Казалось, кто-то залез в мозг и никак не может выбраться, давит на череп изнутри, то ли сверлит кость буравчиком, то ли проломить старается. И всю дорогу Ридда думала только о головной боли: скорее бы добраться до дому, принять снотворное, вытянуться в постели, дождаться, чтобы дурман заглушил боль.

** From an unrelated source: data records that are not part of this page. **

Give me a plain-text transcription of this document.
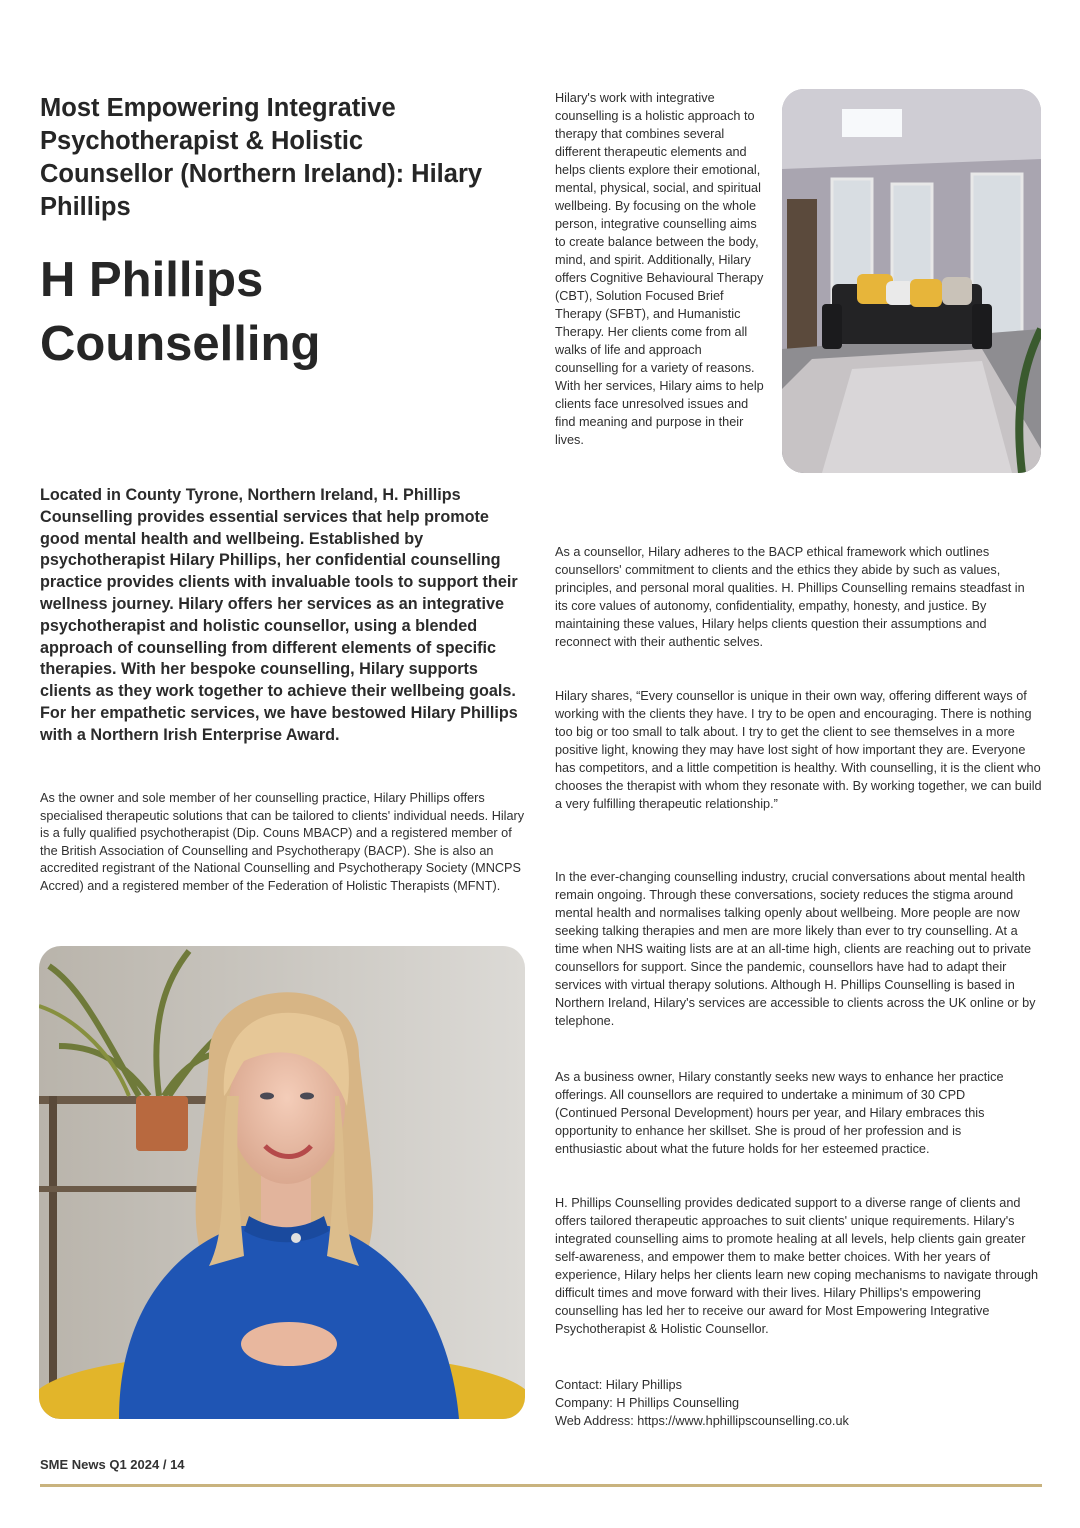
Most Empowering Integrative Psychotherapist & Holistic Counsellor (Northern Ireland): Hilary Phillips
H Phillips Counselling

Located in County Tyrone, Northern Ireland, H. Phillips Counselling provides essential services that help promote good mental health and wellbeing. Established by psychotherapist Hilary Phillips, her confidential counselling practice provides clients with invaluable tools to support their wellness journey. Hilary offers her services as an integrative psychotherapist and holistic counsellor, using a blended approach of counselling from different elements of specific therapies. With her bespoke counselling, Hilary supports clients as they work together to achieve their wellbeing goals. For her empathetic services, we have bestowed Hilary Phillips with a Northern Irish Enterprise Award.

As the owner and sole member of her counselling practice, Hilary Phillips offers specialised therapeutic solutions that can be tailored to clients' individual needs. Hilary is a fully qualified psychotherapist (Dip. Couns MBACP) and a registered member of the British Association of Counselling and Psychotherapy (BACP). She is also an accredited registrant of the National Counselling and Psychotherapy Society (MNCPS Accred) and a registered member of the Federation of Holistic Therapists (MFNT).

Hilary's work with integrative counselling is a holistic approach to therapy that combines several different therapeutic elements and helps clients explore their emotional, mental, physical, social, and spiritual wellbeing. By focusing on the whole person, integrative counselling aims to create balance between the body, mind, and spirit. Additionally, Hilary offers Cognitive Behavioural Therapy (CBT), Solution Focused Brief Therapy (SFBT), and Humanistic Therapy. Her clients come from all walks of life and approach counselling for a variety of reasons. With her services, Hilary aims to help clients face unresolved issues and find meaning and purpose in their lives.

As a counsellor, Hilary adheres to the BACP ethical framework which outlines counsellors' commitment to clients and the ethics they abide by such as values, principles, and personal moral qualities. H. Phillips Counselling remains steadfast in its core values of autonomy, confidentiality, empathy, honesty, and justice. By maintaining these values, Hilary helps clients question their assumptions and reconnect with their authentic selves.

Hilary shares, “Every counsellor is unique in their own way, offering different ways of working with the clients they have. I try to be open and encouraging. There is nothing too big or too small to talk about. I try to get the client to see themselves in a more positive light, knowing they may have lost sight of how important they are. Everyone has competitors, and a little competition is healthy. With counselling, it is the client who chooses the therapist with whom they resonate with. By working together, we can build a very fulfilling therapeutic relationship.”

In the ever-changing counselling industry, crucial conversations about mental health remain ongoing. Through these conversations, society reduces the stigma around mental health and normalises talking openly about wellbeing. More people are now seeking talking therapies and men are more likely than ever to try counselling. At a time when NHS waiting lists are at an all-time high, clients are reaching out to private counsellors for support. Since the pandemic, counsellors have had to adapt their services with virtual therapy solutions. Although H. Phillips Counselling is based in Northern Ireland, Hilary's services are accessible to clients across the UK online or by telephone.

As a business owner, Hilary constantly seeks new ways to enhance her practice offerings. All counsellors are required to undertake a minimum of 30 CPD (Continued Personal Development) hours per year, and Hilary embraces this opportunity to enhance her skillset. She is proud of her profession and is enthusiastic about what the future holds for her esteemed practice.

H. Phillips Counselling provides dedicated support to a diverse range of clients and offers tailored therapeutic approaches to suit clients' unique requirements. Hilary's integrated counselling aims to promote healing at all levels, help clients gain greater self-awareness, and empower them to make better choices. With her years of experience, Hilary helps her clients learn new coping mechanisms to navigate through difficult times and move forward with their lives. Hilary Phillips's empowering counselling has led her to receive our award for Most Empowering Integrative Psychotherapist & Holistic Counsellor.

Contact: Hilary Phillips
Company: H Phillips Counselling
Web Address: https://www.hphillipscounselling.co.uk
SME News Q1 2024 / 14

На все это ушло полчаса («Проклятые полчаса!» — писала она позже в воспоминаниях). Когда боль растворилась, Ридда подумала, что дляки трепыхаются последнюю ночку, завтра поутру их всех приберут к рукам, голубчиков… И вдруг отчетливо поняла, что и Здарг это понял тоже, совесть заставит его предупредить Гвинга, и побег состоится именно в эту ночь.
Рывком сбросив одеяло, Ридда схватила видеофон.
Но кому звонить? Ласаху? Разве этот мягкотелый может сопротивляться кому-нибудь? Бонгру? Этот пожестче, но и похитрее, предпочитает жар загребать чужими руками. Эх, мужчины, мужчины, нет на свете мужчин! Напрасно смелость называют мужеством.
Ридда вызвала охрану космодрома.
— Да, к ракете прошла группа, — сонным голосом сказал дежурный. — Но сам президент провожал их. Он и сейчас с ними.
— Задержите! — закричала Ридда не своим голосом. — Любыми средствами не допустите взлета, Здарга похитили.
Его увели силой.
— Есть задержать. Есть, не допустить. — Дежурный испуган. Боится, что ему придется отвечать за недосмотр.
— И осветите ракетодром. И меня подключите к селектору.
Я хочу видеть, как вы шевелитесь там.
Когда экран осветился, Ридда увидела обширное ровное поле, единственное ровное поле на скалистой Астрелле.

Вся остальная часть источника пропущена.